You can prepare for splenectomy by:

  • Answering all questions about your medical history and medications. This includes prescriptions, over-the-counter drugs, herbal treatments, and vitamins. It is a good idea to carry a current list of your medical conditions, medications, and allergies at all times.
  • Following diet restrictions as directed by your doctor. This may include a low-fiber or liquid diet for a few days before surgery. Your doctor will restrict eating or drinking just prior to surgery. Your doctor may cancel your surgery if you eat or drink too close to the start of the procedure due to a risk of complications. These include choking on stomach contents during general anesthesia.
  • Getting any vaccines or blood transfusions as directed. These may help protect your body as it adjusts to working without a spleen.
  • Getting preoperative testing as directed. Testing will vary depending on your age, health, and specific procedure. Preoperative testing may include a chest X-ray, EKG (electrocardiogram), blood tests, and other tests as needed.
  • Losing excess weight before the surgery through a healthy diet and exercise plan
  • Not eating or drinking before surgery as directed. Your surgery may be cancelled if you eat or drink too close to the start of surgery because you can choke on stomach contents during anesthesia.
  • Stopping smoking as soon as possible. Even quitting for just a few days can be beneficial and help the healing process.
  • Showering as directed before the surgery
  • Taking or stopping medications exactly as directed. This may include not taking aspirin, ibuprofen (Advil, Motrin), and blood thinners. You may also need to take antibiotics, enemas, or a special bowel preparation medication before surgery to reduce the number of bacteria in the colon. Your doctor will give you instructions for taking your medications and supplements. 

Questions to ask your doctor

Facing surgery can be stressful. It is common for patients to forget some of their questions during a brief doctor’s office visit. You may also think of other questions after your appointment. Contact your doctor with concerns and questions before surgery and between appointments.

It is also a good idea to bring a list of questions to your appointments. Questions can include:

  • Why do I need splenectomy? Are there any other options for treating my condition?
  • What type of splenectomy procedure will I need?
  • How long will the procedure take? When can I go home?
  • What kind of diet can I eat after surgery?
  • What restrictions will I have after the surgery? When can I return to work and other activities?
  • What kind of assistance will I need at home?
  • Will I need physical therapy or rehabilitation?
  • How will splenectomy affect my immune system? What precautions will I need to take?
  • How should I take my medications?
  • How will you treat my pain?
  • When should I follow up with you?
  • How should I contact you? Ask for numbers to call during and after regular office hours.
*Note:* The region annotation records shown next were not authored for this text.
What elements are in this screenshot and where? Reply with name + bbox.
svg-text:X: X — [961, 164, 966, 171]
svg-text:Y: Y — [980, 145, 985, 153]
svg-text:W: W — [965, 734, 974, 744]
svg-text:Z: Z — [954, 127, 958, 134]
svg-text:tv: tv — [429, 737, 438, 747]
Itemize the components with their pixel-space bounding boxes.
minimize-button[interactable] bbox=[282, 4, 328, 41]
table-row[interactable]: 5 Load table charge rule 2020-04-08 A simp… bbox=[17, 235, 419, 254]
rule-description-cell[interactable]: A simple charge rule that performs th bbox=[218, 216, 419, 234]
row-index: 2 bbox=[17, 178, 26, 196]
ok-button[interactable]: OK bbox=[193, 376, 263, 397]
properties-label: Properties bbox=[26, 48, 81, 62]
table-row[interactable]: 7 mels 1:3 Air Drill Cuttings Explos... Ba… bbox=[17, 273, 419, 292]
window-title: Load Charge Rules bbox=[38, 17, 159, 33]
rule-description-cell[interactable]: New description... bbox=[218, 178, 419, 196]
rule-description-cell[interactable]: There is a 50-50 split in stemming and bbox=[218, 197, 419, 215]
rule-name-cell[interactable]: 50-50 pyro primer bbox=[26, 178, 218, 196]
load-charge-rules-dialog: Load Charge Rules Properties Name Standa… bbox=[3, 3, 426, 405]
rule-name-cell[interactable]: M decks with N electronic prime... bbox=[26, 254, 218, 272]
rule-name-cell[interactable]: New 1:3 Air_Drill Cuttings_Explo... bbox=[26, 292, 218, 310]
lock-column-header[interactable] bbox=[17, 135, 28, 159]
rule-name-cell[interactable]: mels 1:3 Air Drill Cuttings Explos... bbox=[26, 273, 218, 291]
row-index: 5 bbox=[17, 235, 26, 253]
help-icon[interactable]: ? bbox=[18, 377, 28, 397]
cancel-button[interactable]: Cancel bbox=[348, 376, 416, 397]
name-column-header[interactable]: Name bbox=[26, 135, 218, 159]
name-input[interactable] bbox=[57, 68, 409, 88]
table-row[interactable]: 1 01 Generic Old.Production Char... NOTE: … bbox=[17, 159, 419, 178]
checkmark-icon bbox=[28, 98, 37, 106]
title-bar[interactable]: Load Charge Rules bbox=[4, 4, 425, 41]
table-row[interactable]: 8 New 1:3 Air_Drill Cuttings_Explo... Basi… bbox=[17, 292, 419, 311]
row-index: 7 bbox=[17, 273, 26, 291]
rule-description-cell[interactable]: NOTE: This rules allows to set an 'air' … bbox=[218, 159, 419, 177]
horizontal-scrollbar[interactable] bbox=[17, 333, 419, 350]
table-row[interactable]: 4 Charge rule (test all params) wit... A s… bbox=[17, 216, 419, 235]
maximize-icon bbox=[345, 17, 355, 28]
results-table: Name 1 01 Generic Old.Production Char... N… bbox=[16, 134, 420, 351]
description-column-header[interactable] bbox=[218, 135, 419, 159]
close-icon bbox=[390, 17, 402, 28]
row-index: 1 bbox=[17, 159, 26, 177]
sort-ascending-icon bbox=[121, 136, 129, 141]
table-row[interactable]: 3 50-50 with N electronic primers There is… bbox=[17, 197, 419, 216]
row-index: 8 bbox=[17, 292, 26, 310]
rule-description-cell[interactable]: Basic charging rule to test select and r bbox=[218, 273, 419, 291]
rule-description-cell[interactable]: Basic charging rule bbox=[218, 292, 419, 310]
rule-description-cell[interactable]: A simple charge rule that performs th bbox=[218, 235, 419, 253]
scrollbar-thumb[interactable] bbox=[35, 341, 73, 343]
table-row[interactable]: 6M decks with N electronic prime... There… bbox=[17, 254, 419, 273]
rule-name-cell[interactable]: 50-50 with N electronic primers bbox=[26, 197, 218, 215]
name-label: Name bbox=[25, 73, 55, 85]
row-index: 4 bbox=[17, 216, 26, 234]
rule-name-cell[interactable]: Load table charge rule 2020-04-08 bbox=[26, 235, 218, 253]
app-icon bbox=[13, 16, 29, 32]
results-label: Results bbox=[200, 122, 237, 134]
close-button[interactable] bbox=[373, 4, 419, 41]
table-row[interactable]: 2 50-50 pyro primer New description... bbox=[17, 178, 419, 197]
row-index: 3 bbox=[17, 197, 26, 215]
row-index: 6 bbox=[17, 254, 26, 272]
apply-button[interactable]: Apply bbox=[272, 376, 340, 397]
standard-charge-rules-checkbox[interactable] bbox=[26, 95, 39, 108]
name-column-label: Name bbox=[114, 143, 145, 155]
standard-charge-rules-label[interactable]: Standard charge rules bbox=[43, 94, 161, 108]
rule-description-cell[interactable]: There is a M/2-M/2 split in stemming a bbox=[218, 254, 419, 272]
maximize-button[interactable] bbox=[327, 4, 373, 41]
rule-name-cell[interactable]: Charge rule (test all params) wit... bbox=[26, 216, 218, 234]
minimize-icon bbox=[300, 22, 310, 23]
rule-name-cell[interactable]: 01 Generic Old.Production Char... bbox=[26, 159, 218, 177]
What can I expect after my splenectomy?

Knowing what to expect can help make your road to recovery after splenectomy as smooth as possible. 

How long will it take to recover?

You will stay in the recovery room after surgery until you are alert, breathing effectively, and your vital signs are stable. 

When you wake up, you may have a tube in your mouth or nose into your stomach. This tube releases air and drains fluid from your stomach until your body is able to process these substances by itself again. You may have a sore throat if a tube was placed in your windpipe during surgery. This is usually temporary, but tell your care team if you are uncomfortable.